The four-week institute featured lectures by visiting faculty, including Tomoko Masuzawa, professor of history and comparative literature at the University of Michigan; Donald Lopez, Jr., professor of Tibetan and Buddhist studies at the University of Michigan; Michael McNally, professor of religion at Carleton College, and Carl Ernst, distinguished professor of religion at the University of North Carolina-Chapel Hill.

Several faculty from Minnesota were selected to participate in the NEH Summer Institute. On one evening, they invited Abdul Dardery, Ph.D., an adjunct instructor at Anoka-Ramsey Community College, to speak. He teaches a course called Introduction to Islam & Culture, and next semester, he will offer a course called Introduction to Diversity Studies.  

Dardery – whose lectures include appearances at the University of Pittsburgh, Harvard University and other universities – encouraged dialogue and questions during his evening talk.  

“I do all I can to build bridges of understanding,” said Dardery.  “There was a serious dialogue, with tough questions and engaging discussion.”

He said colleges have to work harder to teach not only the differences between major world religions, but also the similarities.

“We did address Islam, not only as a religion, but also as a culture, and also as a political movement,” said Dardery. “There is a lot of misunderstanding. There is a lot of stereotype. Ignorance or misunderstanding in our perception leads to stereotype. Stereotype leads directly to hate. Hate ends in violence. We have to stand against all forms of hate and all forms of stereotype.”

The faculty attending the institute came away with a lot of new ideas and tools for teaching world religions. They offered one another advice and support, forming strategies to bring the subject to college students in rapidly changing times.

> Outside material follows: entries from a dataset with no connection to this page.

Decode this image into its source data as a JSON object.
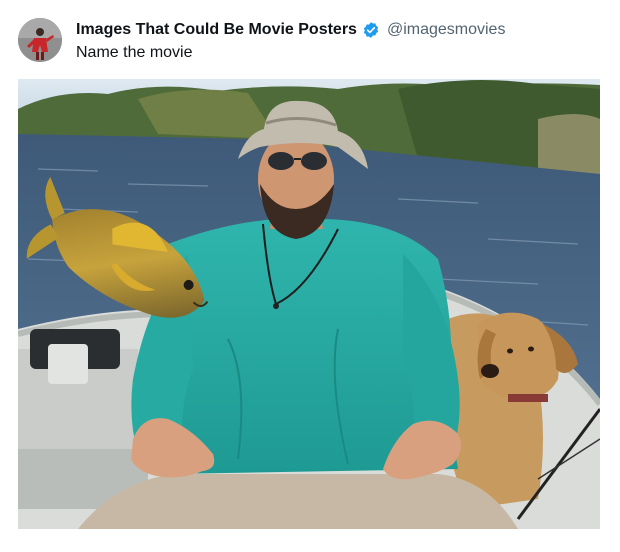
{
  "post": {
    "author_name": "Images That Could Be Movie Posters",
    "author_handle": "@imagesmovies",
    "text": "Name the movie",
    "verified": true
  },
  "icons": {
    "avatar": "avatar-image",
    "verified": "verified-badge-icon"
  },
  "colors": {
    "text_primary": "#0f1419",
    "text_secondary": "#536471",
    "verified_blue": "#1d9bf0"
  }
}
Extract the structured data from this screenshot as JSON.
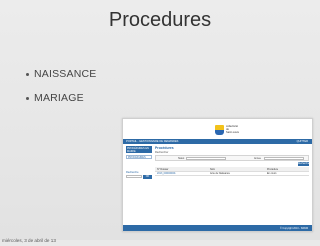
{
  "slide": {
    "title": "Procedures",
    "bullets": [
      "NAISSANCE",
      "MARIAGE"
    ],
    "footer": "miércoles, 3 de abril de 13"
  },
  "embedded_app": {
    "logo_text": [
      "collectivité",
      "de",
      "Saint-Louis"
    ],
    "topbar_left": "PORTAIL - GESTIONNAIRE DE DEMANDES",
    "topbar_right": "QUITTER",
    "menu": [
      {
        "label": "PROCÉDURES EN MAIRIE"
      },
      {
        "label": "PROCÉDURES"
      }
    ],
    "side_label": "Recherche",
    "side_button": "OK",
    "heading": "Procédures",
    "subheading": "Rechercher",
    "filter": {
      "label1": "Statut",
      "label2": "Année"
    },
    "search_button": "Rechercher",
    "table": {
      "columns": [
        "N° Dossier",
        "Nom",
        "Procédure"
      ],
      "rows": [
        [
          "2013_000000001",
          "Acte de Naissance",
          "En cours"
        ]
      ]
    },
    "bottombar": "© Copyright 2013 - SIPAM",
    "colors": {
      "accent": "#2d6aa6"
    }
  }
}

“The main take-away was about deepening the education around the development of each tradition, and recognizing the nuances in our critique of this concept of religion,” said Doneen.

Doneen said the goal is not to teach students that one religion is better than another, but instead to allow them to engage with the academic materials on culture and religion in a way that opens their minds. Dardery echoed the sentiment, adding that it’s important to approach the subject with an appreciation for diversity and religious tolerance. 

“Always be willing to listen to the inner perspective of one another,” said Dardery.